Turhan, karayolu projesinin Anadolu yakasındaki Çamlık Kavşağı'ndan başlayıp Hasdal Kavşağı'nda son bulacağının bilgisini vererek, şöyle konuştu: 

"Demiryolu projemiz de Kadıköy-Söğütlüçeşme Kavşağı'ndan başlayıp Bakırköy-İncirli İstasyonu'nda son buluyor. Bu da 30,2 kilometre ve 15 metro istasyonundan oluşan bir proje. Bu projenin güzergahı, İstanbul'daki mevcut karayolu ulaşım altyapısı ve demiryoluyla metro sistemlerinin hem Avrupa hem de Asya taraflarındaki sistemlerle entegrasyonunu sağlaması amacıyla tespit edildi."

İleride oluşacak ihtiyaçları göz önünde bulundurarak 15 Temmuz Şehitler ve Fatih Sultan Mehmet Köprülerinin arasında hizmet verecek iki gidiş, iki geliş 16 kilometrelik bir karayolu yapılacağını aktaran Turhan, "Bu aynı zamanda Çamlık-Reşadiye bağlantısıyla Kuzey Marmara Otoyolu ile de entegre olacak. Hasdal-Nakkaş, Hasdal-Başakşehir kavşağı vasıtasıyla da 3'üncü köprünün yollarına entegre olacak." dedi.

Turhan, demiryolunda ise Anadolu yakasındaki Haydarpaşa-Kartal, Haydarpaşa-Pendik, Üsküdar-Çeşmeköy metro sistemlerini de birbiriyle bağlayarak Avrupa yakasındaki Gayrettepe-Hacıosman, Gayrettepe-İstanbul Havalimanı, Sirkeci-Halkalı, Aksaray-Havalimanı ve Bakırköy-Kirazlı hatlarını birbirine bağlayacak bir sistem olacağını anlattı.

Söz konusu projenin İstanbul için önemini vurgulayan Turhan, "6,5 milyon insan bu yeni projeden faydalanacak. Proje çalışmaları da son aşamaya geldi. Bunu da 2019 içerisinde, yap-işlet-devret modeliyle tesis etmek istiyoruz." diye konuştu. 

Turhan, tünelin iki katının iki gidiş iki gelişli karayolu, bir katının ise bir gidiş bir gelişli demiryolu olacağının bilgisini verdi.

 

YİD'de denetim

Turhan, 1915 Çanakkale Köprüsü Projesine ilişkin soruyu yanıtlarken de 5 yıl sonrası trafik projeksiyonuna göre garanti verdiklerini söyledi. Turhan, "Bu projede garanti araç sayısını 5 yılda bulabileceğimizi öngördük." dedi. 
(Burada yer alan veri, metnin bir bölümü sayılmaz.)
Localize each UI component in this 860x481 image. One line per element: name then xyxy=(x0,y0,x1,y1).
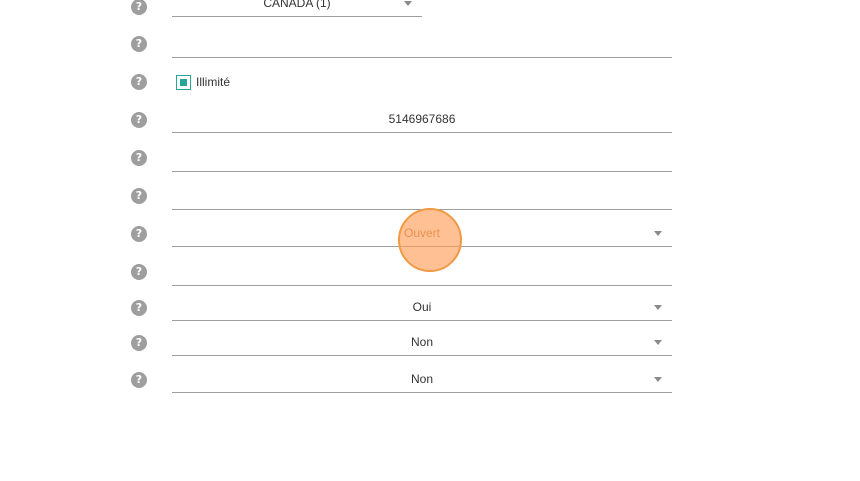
help-icon[interactable]: ? xyxy=(131,264,147,280)
non-select-2[interactable]: Non xyxy=(172,369,672,393)
unlimited-checkbox-row[interactable]: Illimité xyxy=(176,73,230,91)
help-icon[interactable]: ? xyxy=(131,300,147,316)
help-icon[interactable]: ? xyxy=(131,335,147,351)
non-select-1-value: Non xyxy=(410,335,433,349)
country-select-value: CANADA (1) xyxy=(263,0,331,10)
text-field-2[interactable] xyxy=(172,34,672,58)
text-field-8[interactable] xyxy=(172,262,672,286)
form-page: ? CANADA (1) ? ? Illimité ? 5146967686 ?… xyxy=(0,0,860,481)
oui-select-value: Oui xyxy=(412,300,432,314)
help-icon[interactable]: ? xyxy=(131,36,147,52)
help-icon[interactable]: ? xyxy=(131,0,147,15)
chevron-down-icon xyxy=(654,340,662,345)
unlimited-checkbox-label: Illimité xyxy=(196,75,231,89)
chevron-down-icon xyxy=(654,305,662,310)
oui-select[interactable]: Oui xyxy=(172,297,672,321)
chevron-down-icon xyxy=(404,1,412,6)
text-field-5[interactable] xyxy=(172,148,672,172)
status-select[interactable]: Ouvert xyxy=(172,223,672,247)
help-icon[interactable]: ? xyxy=(131,112,147,128)
non-select-1[interactable]: Non xyxy=(172,332,672,356)
help-icon[interactable]: ? xyxy=(131,226,147,242)
chevron-down-icon xyxy=(654,377,662,382)
chevron-down-icon xyxy=(654,231,662,236)
help-icon[interactable]: ? xyxy=(131,372,147,388)
help-icon[interactable]: ? xyxy=(131,74,147,90)
country-select[interactable]: CANADA (1) xyxy=(172,0,422,17)
non-select-2-value: Non xyxy=(410,372,433,386)
checkbox-checked-icon xyxy=(180,78,187,86)
help-icon[interactable]: ? xyxy=(131,188,147,204)
status-select-value: Ouvert xyxy=(403,226,440,240)
unlimited-checkbox[interactable] xyxy=(176,74,191,90)
phone-field[interactable]: 5146967686 xyxy=(172,109,672,133)
help-icon[interactable]: ? xyxy=(131,150,147,166)
text-field-6[interactable] xyxy=(172,186,672,210)
phone-field-value: 5146967686 xyxy=(388,112,456,126)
YİD modeliyle hizmete alınan köprü ve otoyollardan geçen araç sayısının sadece işletmeci firma tarafından takip edilmediğini dile getiren Turhan, aynı zamanda hizmet alınan müşavirlik firma ile ilgili genel müdürlüğün de takip ettiğini söyledi. Turhan, araç garanti ödemelerinde de geçen araç sayısının, garanti verilen araç sayısından çıkarılmasıyla belirlendiğine dikkati çekerek, köprü ve otoyollardan geçen araçların tümünün sayılarak garantiden düşüldüğünü kaydetti.